As I reflect on thanksgiving, my mind has so many thoughts going through it. This has been a very interesting year. This year:
- I left a job I enjoyed based on faith, principle, and the need to take the limits off of myself and what God could do if I trusted Him in this area
- A loved one fell ill and God pulled a prayer I have never prayed in a fervor which I’ve seldom used to bring healing and restoration to my loved one, which is yet a life-changing new norm
- I moved, strategically, by God’s design, to be more present and intentional to the people who mean the most to me
- I started a new job that encourages me to shine my light for Jesus Christ like never before, because working with others again causes me to see me, my witness, my walk, and my weaknesses in an entirely new light. It also rekindles intercession and concern for others before God. I am being stretched and moved to be who God has created me to be
- I am coming to terms with me. My heart, mind, and body are a gift that I have been giving, that I am re-gifting to the Giver. Funny thing is, I was a little broken and he had to put me back together. To my surprise, He did it better.
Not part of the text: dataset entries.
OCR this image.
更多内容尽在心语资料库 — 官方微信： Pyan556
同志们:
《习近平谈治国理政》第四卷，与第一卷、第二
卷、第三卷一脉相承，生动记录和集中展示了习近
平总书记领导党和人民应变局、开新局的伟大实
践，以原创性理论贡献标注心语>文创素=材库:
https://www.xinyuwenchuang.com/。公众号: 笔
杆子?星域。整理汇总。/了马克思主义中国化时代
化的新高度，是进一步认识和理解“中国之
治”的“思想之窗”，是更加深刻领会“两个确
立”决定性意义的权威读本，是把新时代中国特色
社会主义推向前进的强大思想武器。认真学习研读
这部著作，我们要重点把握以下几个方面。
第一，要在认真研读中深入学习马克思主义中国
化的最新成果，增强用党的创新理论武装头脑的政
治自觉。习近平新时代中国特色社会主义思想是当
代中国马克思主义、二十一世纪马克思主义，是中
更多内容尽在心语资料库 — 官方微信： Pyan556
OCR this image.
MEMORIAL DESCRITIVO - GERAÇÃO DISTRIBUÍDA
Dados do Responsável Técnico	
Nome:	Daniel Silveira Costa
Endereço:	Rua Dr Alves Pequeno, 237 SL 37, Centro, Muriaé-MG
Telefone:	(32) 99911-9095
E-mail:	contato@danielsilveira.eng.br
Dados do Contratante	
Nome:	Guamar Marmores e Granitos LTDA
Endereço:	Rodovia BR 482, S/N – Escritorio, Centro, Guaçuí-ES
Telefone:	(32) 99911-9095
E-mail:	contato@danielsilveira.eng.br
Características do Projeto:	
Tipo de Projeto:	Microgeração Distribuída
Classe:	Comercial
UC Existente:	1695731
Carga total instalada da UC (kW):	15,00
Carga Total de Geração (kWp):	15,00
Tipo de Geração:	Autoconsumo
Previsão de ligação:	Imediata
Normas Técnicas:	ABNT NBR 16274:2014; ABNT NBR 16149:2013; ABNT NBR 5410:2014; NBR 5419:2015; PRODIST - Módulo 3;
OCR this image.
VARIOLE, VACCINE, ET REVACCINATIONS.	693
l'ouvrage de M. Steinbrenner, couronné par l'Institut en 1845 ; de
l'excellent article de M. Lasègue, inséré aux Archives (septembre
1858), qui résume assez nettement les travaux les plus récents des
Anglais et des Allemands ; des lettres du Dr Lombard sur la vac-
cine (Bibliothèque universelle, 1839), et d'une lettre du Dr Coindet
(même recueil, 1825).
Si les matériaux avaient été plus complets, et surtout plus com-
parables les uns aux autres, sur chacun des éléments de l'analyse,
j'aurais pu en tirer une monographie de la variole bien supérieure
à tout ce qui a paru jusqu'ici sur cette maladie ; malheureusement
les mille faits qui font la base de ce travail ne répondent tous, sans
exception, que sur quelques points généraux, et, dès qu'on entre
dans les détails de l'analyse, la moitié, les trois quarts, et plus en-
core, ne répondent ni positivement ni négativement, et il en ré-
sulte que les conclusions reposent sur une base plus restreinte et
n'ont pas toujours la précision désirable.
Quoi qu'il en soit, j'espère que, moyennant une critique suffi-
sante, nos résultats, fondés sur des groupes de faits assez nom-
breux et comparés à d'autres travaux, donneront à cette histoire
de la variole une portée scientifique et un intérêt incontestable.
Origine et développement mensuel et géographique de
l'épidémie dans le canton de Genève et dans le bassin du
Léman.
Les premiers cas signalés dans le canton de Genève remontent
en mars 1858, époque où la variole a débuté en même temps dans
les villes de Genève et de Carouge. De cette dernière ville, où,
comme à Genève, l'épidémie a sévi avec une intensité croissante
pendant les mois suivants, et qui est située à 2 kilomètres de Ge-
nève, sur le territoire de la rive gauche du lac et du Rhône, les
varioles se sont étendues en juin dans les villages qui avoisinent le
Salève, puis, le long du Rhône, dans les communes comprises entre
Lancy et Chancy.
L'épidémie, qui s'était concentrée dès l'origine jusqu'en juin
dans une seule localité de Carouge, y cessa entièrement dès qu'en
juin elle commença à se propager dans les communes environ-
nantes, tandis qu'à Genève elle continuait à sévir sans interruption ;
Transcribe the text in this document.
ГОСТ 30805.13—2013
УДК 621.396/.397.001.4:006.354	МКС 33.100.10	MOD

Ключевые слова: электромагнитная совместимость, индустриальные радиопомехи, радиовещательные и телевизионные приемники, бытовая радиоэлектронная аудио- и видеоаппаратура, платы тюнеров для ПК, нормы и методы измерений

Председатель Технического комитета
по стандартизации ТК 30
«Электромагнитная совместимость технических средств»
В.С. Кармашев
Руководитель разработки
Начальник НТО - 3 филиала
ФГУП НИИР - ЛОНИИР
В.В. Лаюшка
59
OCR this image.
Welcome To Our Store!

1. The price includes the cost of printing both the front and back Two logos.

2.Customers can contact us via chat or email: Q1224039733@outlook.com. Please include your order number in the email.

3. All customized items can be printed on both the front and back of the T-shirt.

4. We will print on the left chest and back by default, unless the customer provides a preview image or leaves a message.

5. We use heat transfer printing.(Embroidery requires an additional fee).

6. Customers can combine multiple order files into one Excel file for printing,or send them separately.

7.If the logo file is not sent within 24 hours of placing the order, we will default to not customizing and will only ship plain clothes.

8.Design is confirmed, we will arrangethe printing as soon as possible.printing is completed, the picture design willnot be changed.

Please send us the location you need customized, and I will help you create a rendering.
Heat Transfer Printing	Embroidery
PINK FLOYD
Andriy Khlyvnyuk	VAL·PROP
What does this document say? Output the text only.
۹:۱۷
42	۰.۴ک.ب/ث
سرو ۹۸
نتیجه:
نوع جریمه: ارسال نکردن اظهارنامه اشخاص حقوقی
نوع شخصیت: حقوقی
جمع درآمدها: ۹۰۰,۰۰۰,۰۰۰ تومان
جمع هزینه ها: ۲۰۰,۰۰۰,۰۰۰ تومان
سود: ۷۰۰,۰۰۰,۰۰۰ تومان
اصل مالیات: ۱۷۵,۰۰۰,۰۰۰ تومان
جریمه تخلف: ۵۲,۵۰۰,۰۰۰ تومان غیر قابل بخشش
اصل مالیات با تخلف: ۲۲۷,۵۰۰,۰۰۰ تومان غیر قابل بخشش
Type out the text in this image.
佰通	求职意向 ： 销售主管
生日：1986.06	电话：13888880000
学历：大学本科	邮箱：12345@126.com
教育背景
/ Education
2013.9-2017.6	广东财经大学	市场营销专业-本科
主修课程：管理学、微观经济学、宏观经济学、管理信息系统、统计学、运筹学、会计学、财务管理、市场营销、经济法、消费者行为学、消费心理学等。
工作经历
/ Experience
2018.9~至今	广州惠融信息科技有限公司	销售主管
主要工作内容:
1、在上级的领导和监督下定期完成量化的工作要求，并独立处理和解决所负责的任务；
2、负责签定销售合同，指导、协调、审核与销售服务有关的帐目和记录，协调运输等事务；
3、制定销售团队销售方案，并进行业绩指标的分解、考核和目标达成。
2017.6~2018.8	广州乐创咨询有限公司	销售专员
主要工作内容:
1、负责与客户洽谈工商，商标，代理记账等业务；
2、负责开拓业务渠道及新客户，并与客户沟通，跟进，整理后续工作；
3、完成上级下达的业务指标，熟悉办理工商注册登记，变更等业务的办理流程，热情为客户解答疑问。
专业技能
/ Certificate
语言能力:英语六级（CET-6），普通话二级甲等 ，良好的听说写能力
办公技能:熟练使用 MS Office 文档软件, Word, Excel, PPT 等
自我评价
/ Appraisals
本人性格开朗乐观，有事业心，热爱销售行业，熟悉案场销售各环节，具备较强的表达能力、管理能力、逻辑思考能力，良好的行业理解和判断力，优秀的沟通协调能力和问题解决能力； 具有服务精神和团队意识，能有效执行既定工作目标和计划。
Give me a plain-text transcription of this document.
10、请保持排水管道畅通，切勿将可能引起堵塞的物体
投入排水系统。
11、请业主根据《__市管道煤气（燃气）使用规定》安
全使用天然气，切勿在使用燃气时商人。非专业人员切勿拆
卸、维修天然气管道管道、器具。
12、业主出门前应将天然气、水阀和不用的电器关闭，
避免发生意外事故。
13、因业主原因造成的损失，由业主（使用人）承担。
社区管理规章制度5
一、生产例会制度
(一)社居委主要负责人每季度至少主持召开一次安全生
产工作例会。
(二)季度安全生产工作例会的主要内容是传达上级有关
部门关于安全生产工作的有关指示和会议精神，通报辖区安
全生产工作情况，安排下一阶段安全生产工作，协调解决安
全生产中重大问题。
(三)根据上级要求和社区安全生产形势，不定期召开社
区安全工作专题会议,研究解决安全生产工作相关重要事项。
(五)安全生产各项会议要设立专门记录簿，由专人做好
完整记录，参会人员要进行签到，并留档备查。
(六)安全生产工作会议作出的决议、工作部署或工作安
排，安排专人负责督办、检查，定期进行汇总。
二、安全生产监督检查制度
In this season where the world recognizes gratitude for a day and then mass consumerism the next, I find myself stuck. I am stuck on the gratitude because as I looked around the room of my home, with my small family around me, with all our mess, and all our joy, and all our things left unsaid, I found the words to tell the most important person in the room what I needed to tell him. I was able, in my cloud of witnesses to tell God thank you.
Thank you that I am almost 30 and despite the things life threw at me I am still alive. Thank you that only two months ago I thought I may be saying goodbye to one of the men I love most, but it was not so, and he was sitting right across from me, eating a meal I made him, with a smile. Thank you that I could see my dad and my mom, still married, in my home, eating my green beans and potatoes, and enjoying them. Thank you that my healthy nieces, and supportive sister were there in my home, enjoying themselves, tearing up my couch pillows, and making me pick up macaroni and cheese off the floor. Thank you that my aunt and her son though we have differences in beliefs could feel peace, the peace that only Jesus Christ and authentic love could give, in my home. Thank you Jesus Christ for a home, and food, and lights, and gas (the kind that heated my stove), and most importantly, joy.
I loved how I looked in a bright pink running shirt and the stretchiest leggings I could find. I loved how my house looked, clean and smelling amazing. I loved how my hair and face looked, with no makeup on and hair barely combed. I loved how my food tasted, My Elizabeth gave ma a BANGING green beans and potatoes recipe! I loved hosting thanksgiving because I was me, God was God, and we did a great job loving on my family.
So I will say, thank you Jesus Christ for being the joy of my salvation. Thank you for the opportunity to refresh other women through this blog. Thank you that you are changing me in our time together on the other side of this screen. You love me and I know it. You love me and I feel it. You love me and that makes me more confident in who I am becoming in and through You. Thank you for restoring my soul and leading me in paths of righteousness for your name’s sake. I love you.
1 Thessalonians 5:16-18 King James Version (KJV)
16 Rejoice evermore.
17 Pray without ceasing.
18 In every thing give thanks: for this is the will of God in Christ Jesus concerning you.